Time for Catholic Thought Police and Catholic Prisons?
However, some Catholics seem desperate to prove that old Vatican statements affirming that it is good to persecute “heretics” still are binding. That Vatican II did not in fact forbid Catholics from using violence against non-Catholic Christians.
Scholar Thomas Pink argued in First Things that the Church’s declaration at Vatican II only said that the state must not use force against Protestants, Orthodox Christians, and others. But the Church may coerce them, using not just spiritual but temporal weapons. That presumably means police and prisons.

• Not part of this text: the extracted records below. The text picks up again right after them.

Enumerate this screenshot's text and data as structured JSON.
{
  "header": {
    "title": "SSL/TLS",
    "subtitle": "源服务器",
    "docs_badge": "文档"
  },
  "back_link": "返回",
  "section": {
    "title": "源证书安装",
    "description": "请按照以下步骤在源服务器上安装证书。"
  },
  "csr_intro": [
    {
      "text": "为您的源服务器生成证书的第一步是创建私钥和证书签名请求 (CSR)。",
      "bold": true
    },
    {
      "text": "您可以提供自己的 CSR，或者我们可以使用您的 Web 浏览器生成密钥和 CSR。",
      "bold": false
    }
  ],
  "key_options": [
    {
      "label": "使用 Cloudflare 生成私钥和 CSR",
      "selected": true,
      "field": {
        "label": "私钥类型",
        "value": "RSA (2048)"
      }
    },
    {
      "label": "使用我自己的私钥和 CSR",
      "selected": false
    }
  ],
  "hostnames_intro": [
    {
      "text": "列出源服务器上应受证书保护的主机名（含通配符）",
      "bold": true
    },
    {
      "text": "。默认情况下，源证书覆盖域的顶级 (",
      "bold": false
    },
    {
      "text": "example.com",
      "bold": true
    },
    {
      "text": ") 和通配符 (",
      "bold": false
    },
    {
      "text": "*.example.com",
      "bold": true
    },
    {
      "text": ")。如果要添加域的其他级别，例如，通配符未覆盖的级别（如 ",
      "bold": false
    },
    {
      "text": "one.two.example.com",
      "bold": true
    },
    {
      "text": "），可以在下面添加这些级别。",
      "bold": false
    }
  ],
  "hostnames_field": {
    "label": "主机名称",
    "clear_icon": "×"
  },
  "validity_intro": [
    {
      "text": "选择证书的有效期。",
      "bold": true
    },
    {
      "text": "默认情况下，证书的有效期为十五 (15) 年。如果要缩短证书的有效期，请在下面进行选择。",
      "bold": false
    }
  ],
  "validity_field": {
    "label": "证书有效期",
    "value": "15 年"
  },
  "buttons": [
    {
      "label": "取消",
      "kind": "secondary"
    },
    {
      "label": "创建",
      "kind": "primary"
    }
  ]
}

Run by the Church, with every person baptized as a Christian (even as an infant) subject to its authority. (Pink doesn’t address whether the church may take up the old state practice of actually executing heretics.) You might have thought using force to punish wrongdoers was reserved to the state. But Pink argues that this is a modern, secularist error.
No, I’m not making this up. Here it is in Pink’s own words, published in Father Neuhaus’s old magazine:
People have a right not to have their religious practice coerced by the state. They do not have the same right not to be coerced by the Church, especially if they are baptized and fall within the Church’s jurisdiction. Where the baptized are concerned, the Church possesses a right to punish that can extend even to individual belief and practice.
Could this possibly be the real (esoteric) meaning behind the plain words of the Council? Read them below:
This Vatican Council declares that the human person has a right to religious freedom. This freedom means that all men are to be immune from coercion on the part of individuals or of social groups and of any human power, in such wise that no one is to be forced to act in a manner contrary to his own beliefs, whether privately or publicly, whether alone or in association with others, within due limits.
The council further declares that the right to religious freedom has its foundation in the very dignity of the human person as this dignity is known through the revealed word of God and by reason itself. This right of the human person to religious freedom is to be recognized in the constitutional law whereby society is governed and thus it is to become a civil right.
How respectful is it of the church to suggest that it would issue such a sweeping declaration of fundamental human rights, but leave in the text a loophole the size of Red China reserving for itself the privilege to violate what it calls a “human” and “civil” right?
Thomas Pink’s argument informs the contents of three separate sites Douthat refers to: The Josias, Sancruencis, and The Tradinista Manifesto (now sadly offline).
Douthat suggests that the future of Catholic political thinking might lie in this direction. If it does, God help us all.